New Hampshire
How Corporate Takeover Defense applies in New Hampshire: state-specific rules, key cases, and bar exam notes for Corporate Law.
New Hampshire law recognizes the importance of protecting corporate governance and shareholders during a takeover. The state allows for the implementation of defensive measures such as poison pills and staggered board structures, provided they align with the fiduciary duties of the board of directors.
In New Hampshire, boards can adopt measures to defend against hostile takeovers as long as these measures are reasonable and serve a legitimate corporate purpose under RSA 293-A:8.30.
The court upheld the use of a poison pill defense, finding that it was a reasonable response to the hostile takeover attempt.
The court ruled that a staggered board structure was valid under New Hampshire law and served to protect the company's long-term interests.
The ruling indicated that board actions taken in response to a takeover bid must reflect the interests of shareholders and adhere to their fiduciary duties.

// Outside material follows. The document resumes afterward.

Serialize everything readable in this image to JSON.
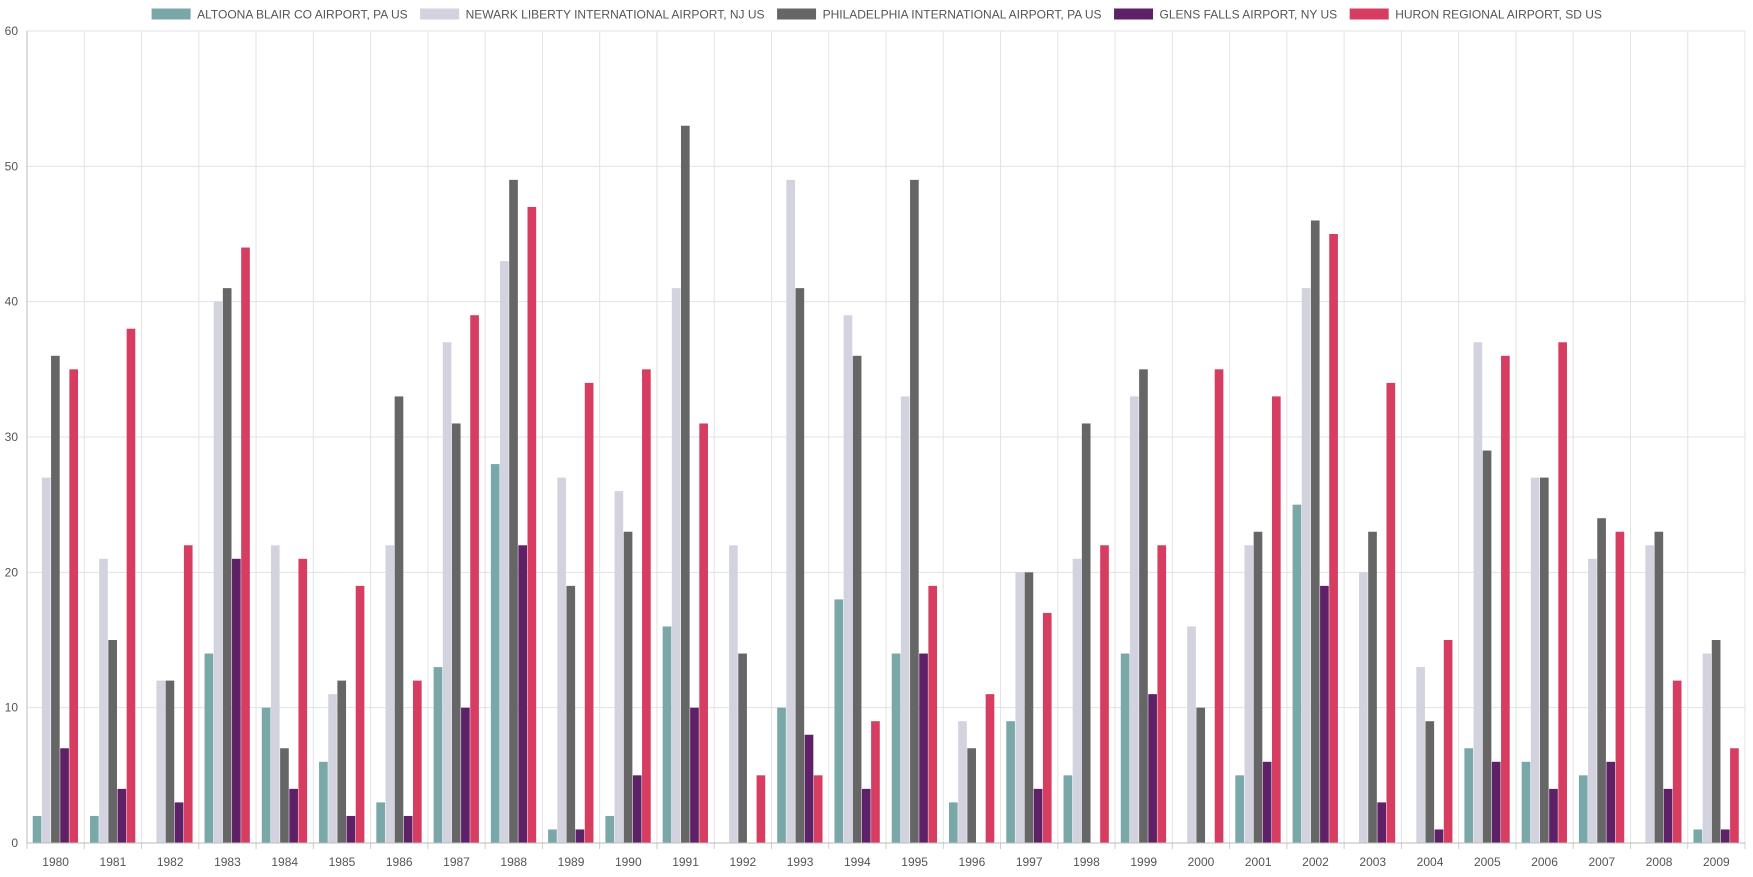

New Hampshire's approach mirrors the Delaware model, emphasizing board discretion in takeover defenses. However, it lacks some of the specific statutory frameworks that federal law provides, such as the Williams Act, which establishes disclosure requirements during tender offers.
Understanding takeover defenses is essential for the New Hampshire bar exam, especially in the context of corporate governance and the fiduciary duties of directors.